I = $\lim_{h\to0}h[f(1)+f(1+h)+f(1+2h)+...+f(1+(n-1)h)]$

= $\lim_{h\to0}h[7+[2(1+h)^2+5(1+h)]+[2(1+2h)^2+5(1+2h)]+...]$

= $\lim_{h\to0}h[7n+9h(1+2+3+...+(n-1))+2h^2(1^2+2^2+3^2+...(n-1)^2)]$

= $\lim_{h\to0}h[7n+9h(\frac{n(n+1)}{2})+2h^2(\frac{n(n-1)(2n-1)}{6})]$

Now if h −> 0, then n −> ∞. So, we have,

= $\lim_{n\to\infty}\frac{2}{n}[7n+\frac{18}{n}(\frac{n(n-1)}{2})+\frac{8}{n^2}(\frac{n(n-1)(2n-1)}{6})]$

= $\lim_{n\to\infty}[14+\frac{18n^2}{n^2}(1-\frac{1}{n})+\frac{8n^3}{3n^3}(1-\frac{1}{n})(2-\frac{1}{n})]$

= 14 + 18 + $\frac{16}{3}$

= $\frac{112}{3}$

Therefore, the value of $\int_{1}^{3}(2x^2+5x)dx$ as limit of sum is $\frac{112}{3}$ .

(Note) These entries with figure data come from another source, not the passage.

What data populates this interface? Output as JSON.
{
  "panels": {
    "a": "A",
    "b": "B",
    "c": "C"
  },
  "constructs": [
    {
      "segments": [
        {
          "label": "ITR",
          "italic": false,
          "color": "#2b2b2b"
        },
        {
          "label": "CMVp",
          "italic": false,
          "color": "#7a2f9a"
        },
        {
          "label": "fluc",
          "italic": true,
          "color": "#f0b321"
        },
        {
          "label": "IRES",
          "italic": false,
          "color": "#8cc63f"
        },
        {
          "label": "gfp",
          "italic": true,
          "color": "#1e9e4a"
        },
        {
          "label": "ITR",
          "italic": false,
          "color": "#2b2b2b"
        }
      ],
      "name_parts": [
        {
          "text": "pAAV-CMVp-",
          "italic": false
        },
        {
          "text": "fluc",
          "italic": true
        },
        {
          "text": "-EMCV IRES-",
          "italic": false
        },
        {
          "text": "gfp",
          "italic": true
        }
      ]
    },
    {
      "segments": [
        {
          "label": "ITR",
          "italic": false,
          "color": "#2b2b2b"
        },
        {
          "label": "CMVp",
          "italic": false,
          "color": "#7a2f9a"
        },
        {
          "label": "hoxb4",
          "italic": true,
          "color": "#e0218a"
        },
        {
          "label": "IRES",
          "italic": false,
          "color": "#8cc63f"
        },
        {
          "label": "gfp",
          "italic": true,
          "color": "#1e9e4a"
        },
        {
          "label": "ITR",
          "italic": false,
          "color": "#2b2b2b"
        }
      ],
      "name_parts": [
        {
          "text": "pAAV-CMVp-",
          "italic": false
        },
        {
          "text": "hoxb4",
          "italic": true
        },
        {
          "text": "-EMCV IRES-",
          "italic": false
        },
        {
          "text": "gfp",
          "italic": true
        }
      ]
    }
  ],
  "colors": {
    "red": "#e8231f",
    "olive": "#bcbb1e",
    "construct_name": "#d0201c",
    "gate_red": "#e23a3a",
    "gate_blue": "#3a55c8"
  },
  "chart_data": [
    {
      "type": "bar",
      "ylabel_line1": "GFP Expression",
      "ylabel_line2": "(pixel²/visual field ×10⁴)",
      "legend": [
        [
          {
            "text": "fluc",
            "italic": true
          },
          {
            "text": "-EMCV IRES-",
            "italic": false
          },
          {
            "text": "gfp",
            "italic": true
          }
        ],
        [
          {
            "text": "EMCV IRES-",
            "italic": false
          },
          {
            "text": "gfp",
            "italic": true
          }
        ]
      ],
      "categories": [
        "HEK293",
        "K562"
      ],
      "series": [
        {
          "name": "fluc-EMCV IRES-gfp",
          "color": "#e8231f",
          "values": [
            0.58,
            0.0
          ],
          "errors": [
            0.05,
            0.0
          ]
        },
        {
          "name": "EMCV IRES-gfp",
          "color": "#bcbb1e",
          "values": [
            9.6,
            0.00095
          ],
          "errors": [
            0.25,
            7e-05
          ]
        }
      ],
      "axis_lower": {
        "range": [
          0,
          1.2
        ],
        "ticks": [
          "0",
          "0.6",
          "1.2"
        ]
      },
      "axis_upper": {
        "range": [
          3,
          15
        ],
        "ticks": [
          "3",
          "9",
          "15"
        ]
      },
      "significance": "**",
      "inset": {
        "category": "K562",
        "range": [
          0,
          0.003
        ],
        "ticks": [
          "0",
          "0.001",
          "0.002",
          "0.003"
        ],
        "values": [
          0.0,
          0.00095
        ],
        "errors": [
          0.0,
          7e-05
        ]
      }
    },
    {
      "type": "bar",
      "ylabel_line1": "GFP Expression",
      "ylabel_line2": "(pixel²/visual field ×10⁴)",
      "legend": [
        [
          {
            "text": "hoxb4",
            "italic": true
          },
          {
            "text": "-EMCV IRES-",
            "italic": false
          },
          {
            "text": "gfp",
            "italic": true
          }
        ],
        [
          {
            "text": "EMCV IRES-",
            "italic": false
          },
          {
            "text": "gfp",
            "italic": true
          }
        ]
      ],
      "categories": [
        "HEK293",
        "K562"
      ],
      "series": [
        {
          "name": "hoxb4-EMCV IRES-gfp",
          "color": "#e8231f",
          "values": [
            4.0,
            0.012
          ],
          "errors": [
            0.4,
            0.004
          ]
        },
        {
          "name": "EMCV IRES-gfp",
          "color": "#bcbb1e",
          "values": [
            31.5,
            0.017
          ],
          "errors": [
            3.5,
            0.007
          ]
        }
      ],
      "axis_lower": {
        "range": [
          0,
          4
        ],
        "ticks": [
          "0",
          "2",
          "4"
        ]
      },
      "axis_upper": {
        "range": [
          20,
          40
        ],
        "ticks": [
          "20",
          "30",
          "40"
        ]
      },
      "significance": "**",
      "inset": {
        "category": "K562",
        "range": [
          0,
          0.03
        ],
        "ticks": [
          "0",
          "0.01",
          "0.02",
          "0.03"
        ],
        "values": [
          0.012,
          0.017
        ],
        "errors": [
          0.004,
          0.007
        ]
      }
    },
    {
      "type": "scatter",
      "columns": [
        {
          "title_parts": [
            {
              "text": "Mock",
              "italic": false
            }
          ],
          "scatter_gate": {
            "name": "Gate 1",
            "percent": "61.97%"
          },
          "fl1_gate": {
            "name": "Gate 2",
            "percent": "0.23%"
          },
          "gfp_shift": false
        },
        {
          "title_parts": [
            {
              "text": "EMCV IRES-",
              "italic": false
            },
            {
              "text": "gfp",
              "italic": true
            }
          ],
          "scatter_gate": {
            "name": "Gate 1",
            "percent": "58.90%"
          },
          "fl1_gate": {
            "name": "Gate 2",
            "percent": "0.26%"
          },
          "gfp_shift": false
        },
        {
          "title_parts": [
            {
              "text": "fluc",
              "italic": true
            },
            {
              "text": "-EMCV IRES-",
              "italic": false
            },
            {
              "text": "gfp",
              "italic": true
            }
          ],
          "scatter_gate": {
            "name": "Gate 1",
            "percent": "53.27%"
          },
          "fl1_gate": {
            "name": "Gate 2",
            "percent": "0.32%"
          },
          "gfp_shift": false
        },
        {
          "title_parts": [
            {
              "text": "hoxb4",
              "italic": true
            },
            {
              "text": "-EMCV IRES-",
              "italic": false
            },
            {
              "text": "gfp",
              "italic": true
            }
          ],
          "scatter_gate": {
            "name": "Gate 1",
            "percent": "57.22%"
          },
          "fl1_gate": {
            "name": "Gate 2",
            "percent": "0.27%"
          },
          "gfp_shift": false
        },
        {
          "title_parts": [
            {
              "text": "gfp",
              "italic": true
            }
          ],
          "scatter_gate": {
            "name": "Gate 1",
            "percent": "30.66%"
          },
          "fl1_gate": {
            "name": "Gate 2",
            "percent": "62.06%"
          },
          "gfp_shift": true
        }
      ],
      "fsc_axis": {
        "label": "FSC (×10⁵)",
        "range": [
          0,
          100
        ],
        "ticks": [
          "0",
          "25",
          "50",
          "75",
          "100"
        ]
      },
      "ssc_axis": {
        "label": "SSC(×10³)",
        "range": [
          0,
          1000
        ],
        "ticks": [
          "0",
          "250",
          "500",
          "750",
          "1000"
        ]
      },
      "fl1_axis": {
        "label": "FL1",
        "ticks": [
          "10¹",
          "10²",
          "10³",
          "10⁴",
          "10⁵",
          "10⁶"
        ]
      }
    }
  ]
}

Question 33. $\int_{1}^{3}(3x^2+1)dx$

Solution:

We have,

I = $\int_{1}^{3}(3x^2+1)dx$

We know,

$\int_{a}^{b}f(x)dx=\lim_{h\to0}h[f(a)+f(a+h)+f(a+2h)+...+f(a+(n-1)h)]$ , where h = $\frac{b-a}{n}$

Here a = 1, b = 3 and f(x) = 3x² + 1.

=> h = 2/n

=> nh = 2

So, we get,

I = $\lim_{h\to0}h[f(1)+f(1+h)+f(1+2h)+...+f(1+(n-1)h)]$

= $\lim_{h\to0}h[4+[3(1+h)^2+1]+[3(1+2h)^2+1]+...]$

= $\lim_{h\to0}h[4n+6h(1+2+3+...(n-1))+3h^2(1^2+2^2+3^2+...(n-1)^2)]$

= $\lim_{h\to0}h[4n+6h(\frac{n(n-1)}{2})+3h^2(\frac{n(n-1)(2n-1)}{6})]$

Now if h −> 0, then n −> ∞. So, we have,

= $\lim_{n\to\infty}\frac{2}{n}[4n+\frac{12}{n}(\frac{n(n-1)}{2})+\frac{12}{n^2}(\frac{n(n-1)(2n-1)}{6})]$

= $\lim_{n\to\infty}[8+\frac{12n^2}{n^2}(1-\frac{1}{n})+\frac{4n^3}{n^3}(1-\frac{1}{n})(2-\frac{1}{n})]$

= 8 + 12 + 8

= 28

Therefore, the value of $\int_{1}^{3}(3x^2+1)dx$ as limit of sum is 28.